Donner des directions d’acteur à Polo, c’est expliquer les règles du Monopoly à un enfant de quatre ans.

Pitt pète le feu. Depuis la veille, c’est une machine à citations d’auteur sur le cinéma. Un geyser. Il en lâche par intermittences, quand il a une montée de sucre. Après deux enchiladas au boeuf et trois tacos poulet-fromage, il parle aux étoiles. Polo, de son côté, boit de l’eau — source d’inquiétude pour tous ou presque. Il est 20h00, tout le monde est attablé dans un resto mexicain du boulevard du Montparnasse, à deux pas de Port-Royal. Le chef op’, les électros, le perchman… Beaucoup se laissent aller à une petite bière mexicaine. Sauf Polo. Ça chuchote sec dans son dos.

Police Nationale

Ce soir, c’est grand luxe. Une gueule de gros moyens, des autorisations par paquets de douze, des dérogations en cascade… Ce soir, c’est du grand cinéma qui déambule sur un boulevard. Et qui a besoin de son comédien principal serein. Si Polo carbure à l’eau plate, c’est qu’il sera de corvée dans la soirée. Tard, bien après minuit, après deux plans simples et beaux dans la rue de la Grande Chaumière et une balade en bus. Il devra s’installer sur un vieux scooter Peugeot — une antiquité qui a vécu la Guerre du Golfe. Puis il devra conduire ce vétéran du désert. Polo, il n’a jamais froid; Polo, il se pilonne la tronche avant, pendant et après des plans séquence d’une minute trente; il se roule dans la terre, la crotte et la poussière pour l’authenticité; il siffle des 8.6 comme d’autres des Perrier-rondelle; il mange des bananes par paquets de douze, avec la peau; il invente des insultes communistes pendant les prises. Mais collez-lui un 50cm3 entre les cuisses, et le Polo, il a les roubignoles qui font l’autruche. Sans compter la pression psychologique ambiante. Parce qu’il a pour habitude de se faire faire trois points de suture par tournage. En moyenne. De son propre aveu. Alors, à l’annonce de ce chiffre, quelques jours plus tôt, en évoquant la scène en scooter, le prod ne rit pas et la première assistante rit jaune. Pitt, lui, accepte sereinement l’éventualité du décès de Polo, le soir du dernier jour de tournage, lors du tout dernier plan. Effet The Crow garanti: et une croûte devint culte. Pour ne fâcher personne cependant, Pitt briefe Polo, épaulée par Gaia, Mère Nature Nourricière de tout être sur Terre.
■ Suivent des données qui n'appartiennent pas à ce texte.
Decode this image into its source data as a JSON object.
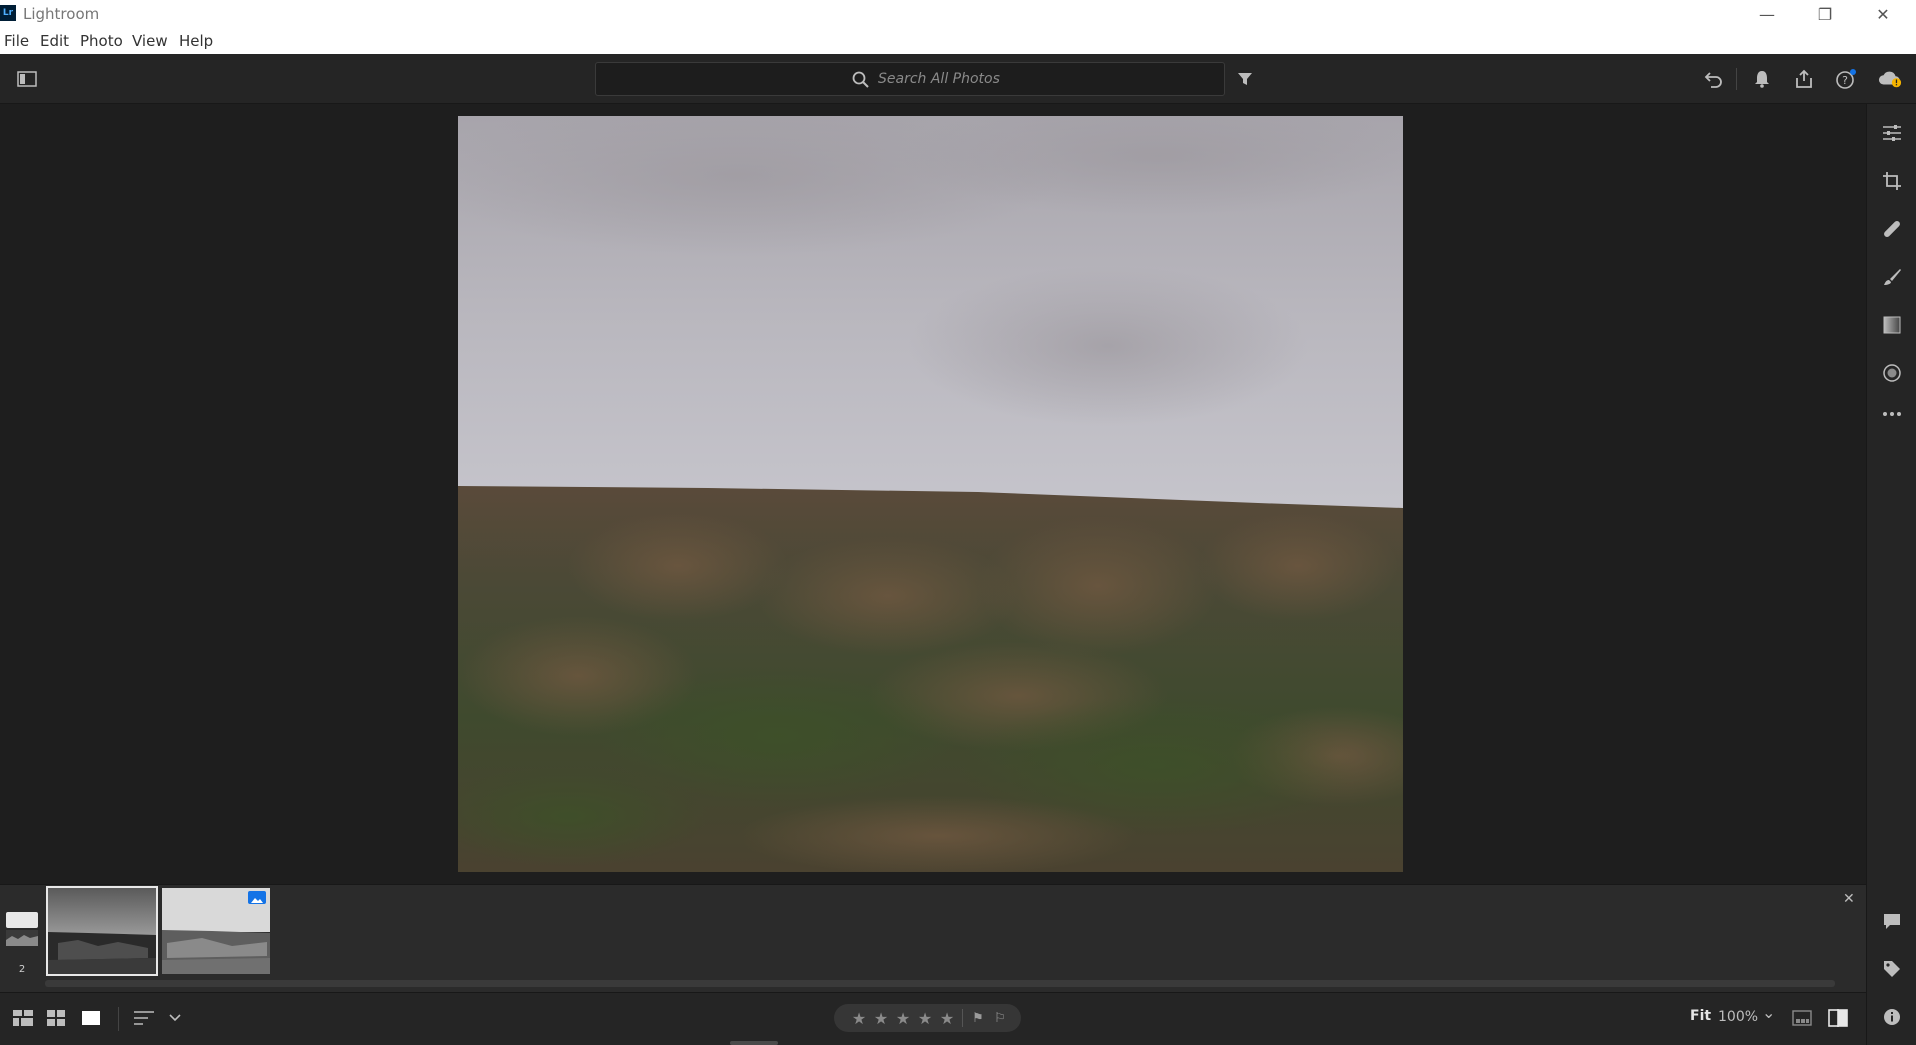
{
  "window": {
    "title": "Lightroom",
    "logo_text": "Lr",
    "minimize_glyph": "—",
    "maximize_glyph": "❐",
    "close_glyph": "✕"
  },
  "menu": {
    "items": [
      {
        "label": "File"
      },
      {
        "label": "Edit"
      },
      {
        "label": "Photo"
      },
      {
        "label": "View"
      },
      {
        "label": "Help"
      }
    ]
  },
  "toolbar": {
    "search_placeholder": "Search All Photos",
    "icons": [
      "panel-toggle-icon",
      "filter-icon",
      "undo-icon",
      "bell-icon",
      "share-icon",
      "help-icon",
      "cloud-sync-icon"
    ]
  },
  "filmstrip": {
    "stack_count": "2",
    "close_glyph": "✕",
    "thumbnails": [
      {
        "name": "thumb-1",
        "selected": true,
        "badge": false
      },
      {
        "name": "thumb-2",
        "selected": false,
        "badge": true
      }
    ]
  },
  "right_rail": {
    "tools": [
      "edit-sliders-icon",
      "crop-icon",
      "healing-icon",
      "brush-icon",
      "linear-gradient-icon",
      "radial-gradient-icon",
      "more-icon"
    ],
    "bottom": [
      "comment-icon",
      "tag-icon",
      "info-icon"
    ]
  },
  "bottombar": {
    "stars": [
      "★",
      "★",
      "★",
      "★",
      "★"
    ],
    "flags": [
      "⚑",
      "⚐"
    ],
    "zoom_fit": "Fit",
    "zoom_pct": "100%",
    "zoom_chevron": "⌄"
  },
  "colors": {
    "accent": "#1473e6",
    "panel": "#252525",
    "canvas": "#1e1e1e",
    "warning": "#f5b400"
  }
}
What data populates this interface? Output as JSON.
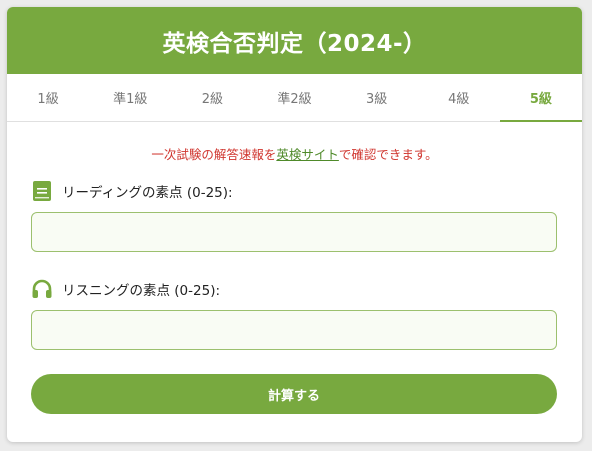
{
  "header": {
    "title": "英検合否判定（2024-）"
  },
  "tabs": [
    {
      "label": "1級"
    },
    {
      "label": "準1級"
    },
    {
      "label": "2級"
    },
    {
      "label": "準2級"
    },
    {
      "label": "3級"
    },
    {
      "label": "4級"
    },
    {
      "label": "5級"
    }
  ],
  "active_tab": "5級",
  "notice": {
    "before": "一次試験の解答速報を",
    "link": "英検サイト",
    "after": "で確認できます。"
  },
  "reading": {
    "label": "リーディングの素点 (0-25):",
    "icon": "book-icon",
    "value": ""
  },
  "listening": {
    "label": "リスニングの素点 (0-25):",
    "icon": "headphones-icon",
    "value": ""
  },
  "calculate_button": {
    "label": "計算する"
  },
  "colors": {
    "accent": "#78a93f",
    "notice_text": "#d0362f",
    "link": "#4f8a2a"
  }
}
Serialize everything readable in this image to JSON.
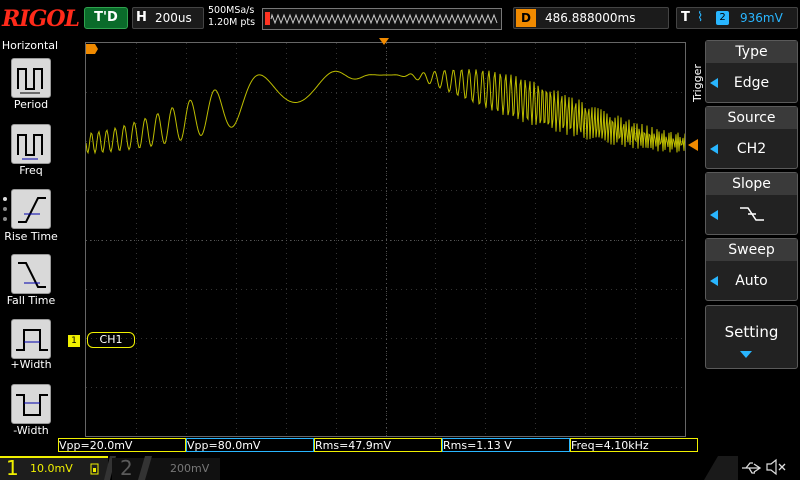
{
  "logo": "RIGOL",
  "status": "T'D",
  "horizontal": {
    "letter": "H",
    "timebase": "200us",
    "sample_rate": "500MSa/s",
    "mem_depth": "1.20M pts"
  },
  "delay": {
    "letter": "D",
    "value": "486.888000ms"
  },
  "trigger_info": {
    "letter": "T",
    "slope_symbol": "⌇",
    "source": "2",
    "level": "936mV"
  },
  "left_menu": {
    "title": "Horizontal",
    "items": [
      {
        "label": "Period",
        "icon": "period-icon"
      },
      {
        "label": "Freq",
        "icon": "freq-icon"
      },
      {
        "label": "Rise Time",
        "icon": "rise-time-icon"
      },
      {
        "label": "Fall Time",
        "icon": "fall-time-icon"
      },
      {
        "label": "+Width",
        "icon": "pos-width-icon"
      },
      {
        "label": "-Width",
        "icon": "neg-width-icon"
      }
    ]
  },
  "right_menu": {
    "trigger_label": "Trigger",
    "items": [
      {
        "heading": "Type",
        "value": "Edge"
      },
      {
        "heading": "Source",
        "value": "CH2"
      },
      {
        "heading": "Slope",
        "value": ""
      },
      {
        "heading": "Sweep",
        "value": "Auto"
      },
      {
        "heading": "Setting",
        "value": ""
      }
    ]
  },
  "ch1_marker": "CH1",
  "channel_marker_1": "1",
  "trigger_marker": "T",
  "measurements": [
    "Vpp=20.0mV",
    "Vpp=80.0mV",
    "Rms=47.9mV",
    "Rms=1.13 V",
    "Freq=4.10kHz"
  ],
  "bottom": {
    "ch1_num": "1",
    "ch1_scale": "10.0mV",
    "ch2_num": "2",
    "ch2_scale": "200mV"
  },
  "colors": {
    "ch1": "#f0f000",
    "ch2": "#29b6ff",
    "trigger": "#f08a00",
    "status": "#0a6b2a",
    "logo": "#ff2a1a"
  }
}
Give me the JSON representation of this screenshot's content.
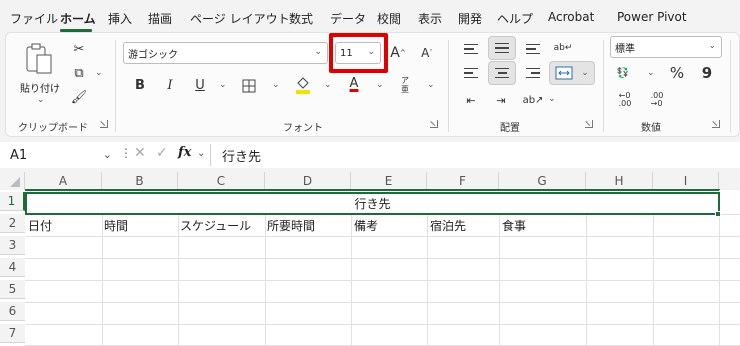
{
  "menu": [
    "ファイル",
    "ホーム",
    "挿入",
    "描画",
    "ページ レイアウト",
    "数式",
    "データ",
    "校閲",
    "表示",
    "開発",
    "ヘルプ",
    "Acrobat",
    "Power Pivot"
  ],
  "clipboard": {
    "paste_label": "貼り付け",
    "group_label": "クリップボード"
  },
  "font": {
    "name": "游ゴシック",
    "size": "11",
    "group_label": "フォント",
    "bold": "B",
    "italic": "I",
    "underline": "U",
    "color_letter": "A",
    "grow": "A",
    "shrink": "A",
    "phonetic": "ア",
    "phonetic2": "亜"
  },
  "align": {
    "group_label": "配置"
  },
  "number": {
    "format": "標準",
    "percent": "%",
    "comma": "9",
    "group_label": "数値"
  },
  "formula_bar": {
    "name_box": "A1",
    "fx": "fx",
    "content": "行き先"
  },
  "columns": [
    "A",
    "B",
    "C",
    "D",
    "E",
    "F",
    "G",
    "H",
    "I"
  ],
  "rows": [
    "1",
    "2",
    "3",
    "4",
    "5",
    "6",
    "7"
  ],
  "cells": {
    "merged_title": "行き先",
    "row2": [
      "日付",
      "時間",
      "スケジュール",
      "所要時間",
      "備考",
      "宿泊先",
      "食事"
    ]
  },
  "colors": {
    "accent": "#1e6b3a",
    "highlight_box": "#e00000",
    "font_color": "#e00000",
    "fill_color": "#f5e000"
  }
}
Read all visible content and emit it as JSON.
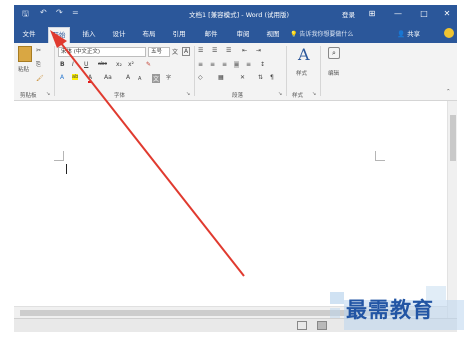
{
  "window": {
    "title": "文档1 [兼容模式] - Word (试用版)",
    "login_label": "登录",
    "quick_access": {
      "save": "🖫",
      "undo": "↶",
      "redo": "↷",
      "more": "="
    },
    "controls": {
      "ribbon_options": "⊞",
      "minimize": "—",
      "maximize": "□",
      "close": "✕"
    }
  },
  "tabs": [
    {
      "label": "文件"
    },
    {
      "label": "开始"
    },
    {
      "label": "插入"
    },
    {
      "label": "设计"
    },
    {
      "label": "布局"
    },
    {
      "label": "引用"
    },
    {
      "label": "邮件"
    },
    {
      "label": "审阅"
    },
    {
      "label": "视图"
    }
  ],
  "active_tab": "开始",
  "tell_me": "告诉我你想要做什么",
  "share_label": "共享",
  "ribbon": {
    "clipboard": {
      "paste_label": "粘贴",
      "group_label": "剪贴板"
    },
    "font": {
      "font_name": "宋体 (中文正文)",
      "font_size": "五号",
      "group_label": "字体",
      "bold": "B",
      "italic": "I",
      "underline": "U",
      "strike": "abc",
      "subscript": "x₂",
      "superscript": "x²",
      "grow": "A",
      "shrink": "A",
      "aa": "Aa",
      "font_color": "A",
      "highlight": "ab",
      "char_border": "A",
      "wen": "文",
      "phonetic": "wén",
      "clear": "✎",
      "enclose": "字"
    },
    "paragraph": {
      "group_label": "段落"
    },
    "styles": {
      "styles_label": "样式",
      "group_label": "样式"
    },
    "editing": {
      "editing_label": "编辑"
    }
  },
  "watermark": {
    "text": "最需教育"
  },
  "colors": {
    "word_blue": "#2b579a",
    "ribbon_bg": "#f3f3f3",
    "arrow_red": "#e03a2f",
    "watermark_text": "#2255a4"
  }
}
Pas de wheeling. PAS de WHEELING. Et pas d’insulte improvisée. À la moindre impro, le 4x4 pile sec et on t’emmanche la caméra HD jusqu’aux dents de sagesse.

Du coup, ce soir, devant les enchiladas, c’est eau plate au goulot pour Polo. Un peu de sauce piquante pour les sensations en bouche, mais c’est tout. Le 4x4 susnommé, c’est le véhicule qu’a loué le producteur le temps du tournage pour faciliter certains déplacements de l’équipe. Utilisé ce soir comme voiture-travelling. La caméra à what-mille dollars ficelée à l’arrache dans le coffre; le chef op’ et la première assistante opérateur coincés derrière la cam’ — il faudra les sortir au chausse-pied; l’ingé son, la scripte et la première assistante-réa au chaud sur la banquette arrière; le prod’ au volant; Pitt en passager, un écran de contrôle coincé entre les genoux.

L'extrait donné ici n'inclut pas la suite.